7269. — À M. COLINI.
À Ferney, 29 mai

Enfin, mon cher ami, si Leurs Altesses électorales le permettent, ce ne sera plus mon seul petit buste qui leur fera sa cour, ce sera moi-même, ou plutôt l’ombre de moi-même qui viendra se mettre à leurs pieds et vous embrasser de tout son cœur. Je serai libre au mois de juillet ; je ne serai plus le correcteur d’imprimerie des Cramer. J’ai rempli cette noble fonction quatorze ans avec honneur. Le scribendi cacoethes[1], qui est une maladie funeste, m’a consumé assez. Je veux avant de mourir remplir mon devoir, et jouir de quelque consolation : celle de revoir Schwetzingen est ma passion dominante ; je ne peux y aller que dans une saison brûlante, car telle est ma déplorable santé qu’il faut que je fasse du feu dix mois de l’année. Franchement je ne suis pas fait pour la cour de monseigneur l’électeur ; il ne se chauffe jamais, il a toute la vigueur de la jeunesse : il dîne et soupe.
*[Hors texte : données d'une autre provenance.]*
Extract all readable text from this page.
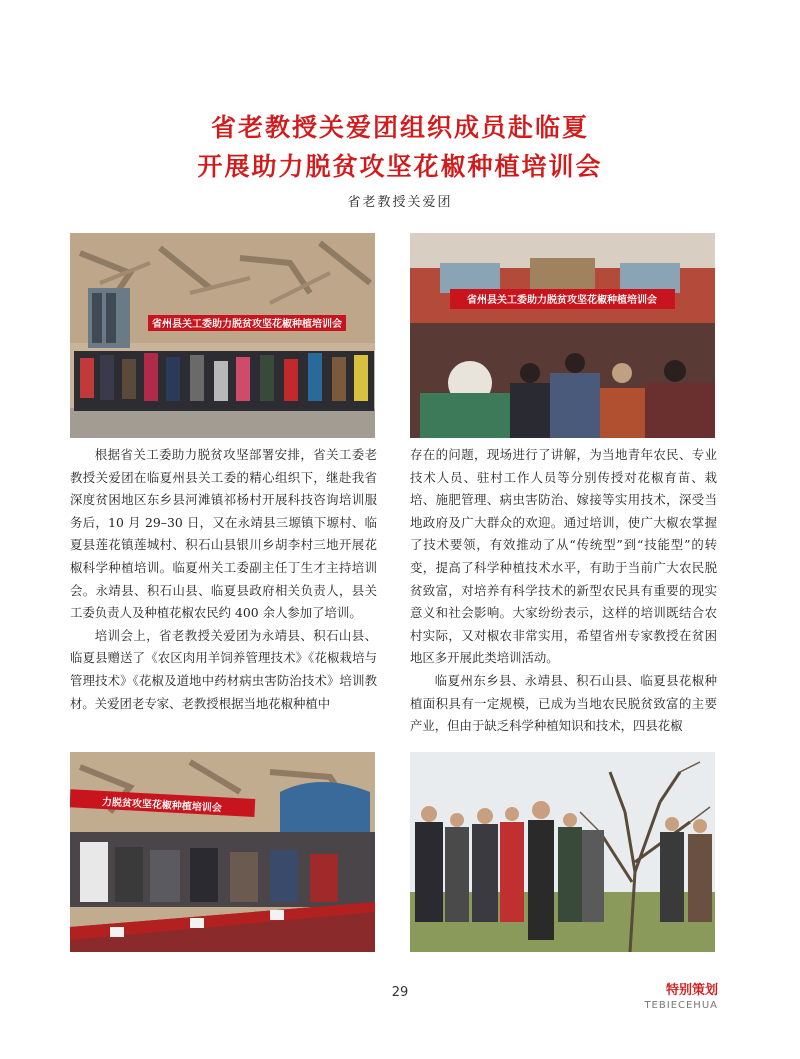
省老教授关爱团组织成员赴临夏
开展助力脱贫攻坚花椒种植培训会
省老教授关爱团
省州县关工委助力脱贫攻坚花椒种植培训会
省州县关工委助力脱贫攻坚花椒种植培训会
力脱贫攻坚花椒种植培训会

根据省关工委助力脱贫攻坚部署安排，省关工委老教授关爱团在临夏州县关工委的精心组织下，继赴我省深度贫困地区东乡县河滩镇祁杨村开展科技咨询培训服务后，10 月 29–30 日，又在永靖县三塬镇下塬村、临夏县莲花镇莲城村、积石山县银川乡胡李村三地开展花椒科学种植培训。临夏州关工委副主任丁生才主持培训会。永靖县、积石山县、临夏县政府相关负责人，县关工委负责人及种植花椒农民约 400 余人参加了培训。

培训会上，省老教授关爱团为永靖县、积石山县、临夏县赠送了《农区肉用羊饲养管理技术》《花椒栽培与管理技术》《花椒及道地中药材病虫害防治技术》培训教材。关爱团老专家、老教授根据当地花椒种植中

存在的问题，现场进行了讲解，为当地青年农民、专业技术人员、驻村工作人员等分别传授对花椒育苗、栽培、施肥管理、病虫害防治、嫁接等实用技术，深受当地政府及广大群众的欢迎。通过培训，使广大椒农掌握了技术要领，有效推动了从“传统型”到“技能型”的转变，提高了科学种植技术水平，有助于当前广大农民脱贫致富，对培养有科学技术的新型农民具有重要的现实意义和社会影响。大家纷纷表示，这样的培训既结合农村实际，又对椒农非常实用，希望省州专家教授在贫困地区多开展此类培训活动。

临夏州东乡县、永靖县、积石山县、临夏县花椒种植面积具有一定规模，已成为当地农民脱贫致富的主要产业，但由于缺乏科学种植知识和技术，四县花椒

29	特别策划
TEBIECEHUA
Je suis mort au monde ; mais la reconnaissance et l’attachement pourront me ranimer. En un, mot, mort ou vif, je vous embrasserai, mon cher ami, à la fin de juillet. Je suis bien vieux, mais mon cœur est encore tout neuf.
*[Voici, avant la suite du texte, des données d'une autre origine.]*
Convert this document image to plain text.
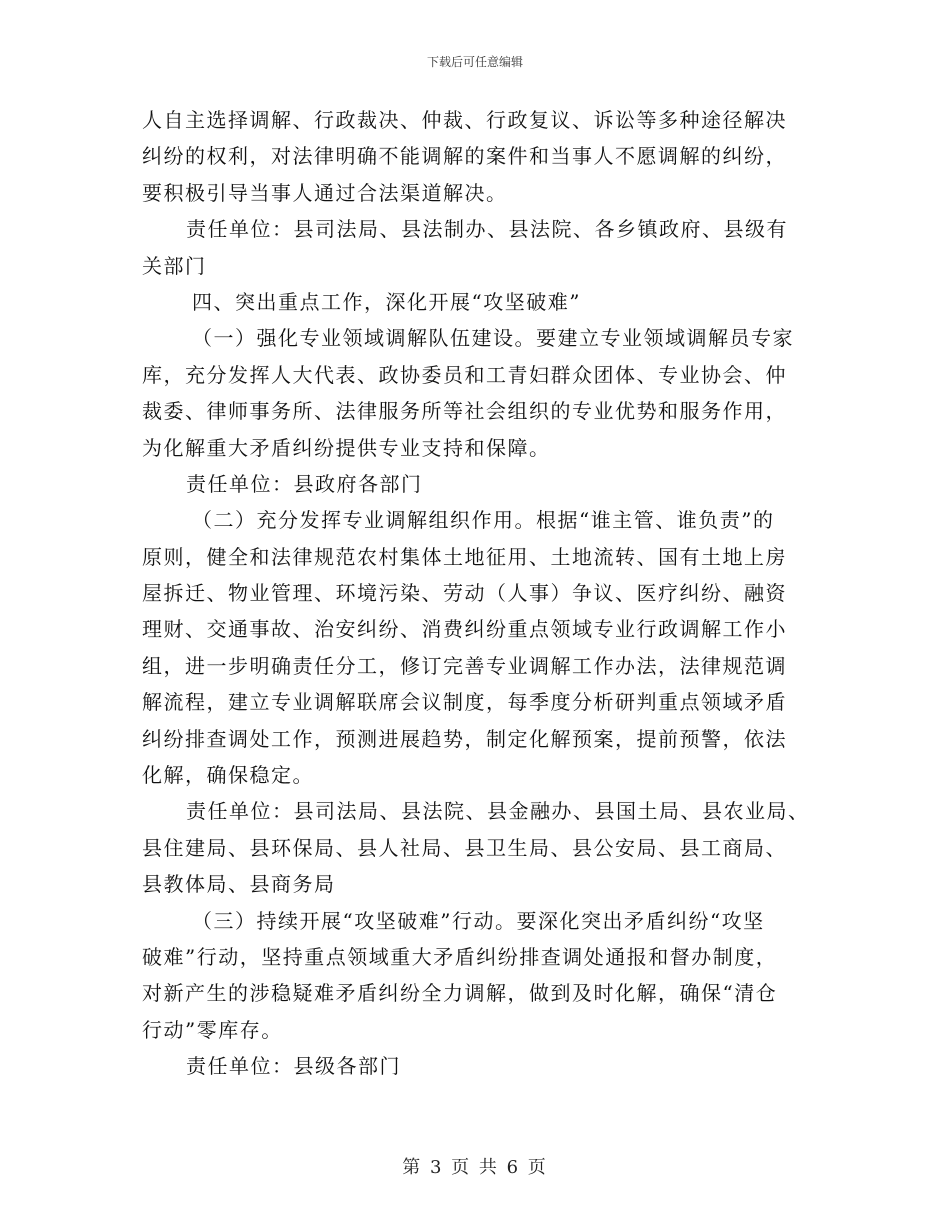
下载后可任意编辑
人自主选择调解、行政裁决、仲裁、行政复议、诉讼等多种途径解决
纠纷的权利，对法律明确不能调解的案件和当事人不愿调解的纠纷，
要积极引导当事人通过合法渠道解决。
责任单位：县司法局、县法制办、县法院、各乡镇政府、县级有
关部门
四、突出重点工作，深化开展“攻坚破难”
（一）强化专业领域调解队伍建设。要建立专业领域调解员专家
库，充分发挥人大代表、政协委员和工青妇群众团体、专业协会、仲
裁委、律师事务所、法律服务所等社会组织的专业优势和服务作用，
为化解重大矛盾纠纷提供专业支持和保障。
责任单位：县政府各部门
（二）充分发挥专业调解组织作用。根据“谁主管、谁负责”的
原则，健全和法律规范农村集体土地征用、土地流转、国有土地上房
屋拆迁、物业管理、环境污染、劳动（人事）争议、医疗纠纷、融资
理财、交通事故、治安纠纷、消费纠纷重点领域专业行政调解工作小
组，进一步明确责任分工，修订完善专业调解工作办法，法律规范调
解流程，建立专业调解联席会议制度，每季度分析研判重点领域矛盾
纠纷排查调处工作，预测进展趋势，制定化解预案，提前预警，依法
化解，确保稳定。
责任单位：县司法局、县法院、县金融办、县国土局、县农业局、
县住建局、县环保局、县人社局、县卫生局、县公安局、县工商局、
县教体局、县商务局
（三）持续开展“攻坚破难”行动。要深化突出矛盾纠纷“攻坚
破难”行动，坚持重点领域重大矛盾纠纷排查调处通报和督办制度，
对新产生的涉稳疑难矛盾纠纷全力调解，做到及时化解，确保“清仓
行动”零库存。
责任单位：县级各部门
第 3 页 共 6 页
7270. — À M. GAY DE KOBLAC[2].
30 mai.

Vous écrivez, monsieur, à M. de Voltaire, par votre lettre du 19 mai, que vous avez fait un petit ouvrage sur sa Rétractation, que vous le dédiez au chapitre de Saint-André. Il est trop malade pour avoir l’honneur de vous répondre. Je suis obligé de vous dire qu’il respecte fort le chapitre de Saint-André ; mais nous ne savons ici ce que c’est que cette rétractation prétendue. Les gazettes des pays étrangers sont souvent trompées par les nouvellistes de Paris, et trompent le public à leur tour : elles deviennent quelquefois les échos de la calomnie ; elles immolent les particuliers au public. M. de Voltaire, en s’acquittant le jour de Pâques, dans sa paroisse, d’un devoir auquel personne ne manque dans ce diocèse, entouré de protestants, avertit les assistants du danger de la reine, et fit prier Dieu pour elle. Il donna

  1. Juvénal, satire vii, vers 52.
  2. À qui est adressée la lettre 6533, tome XLIV, page 461.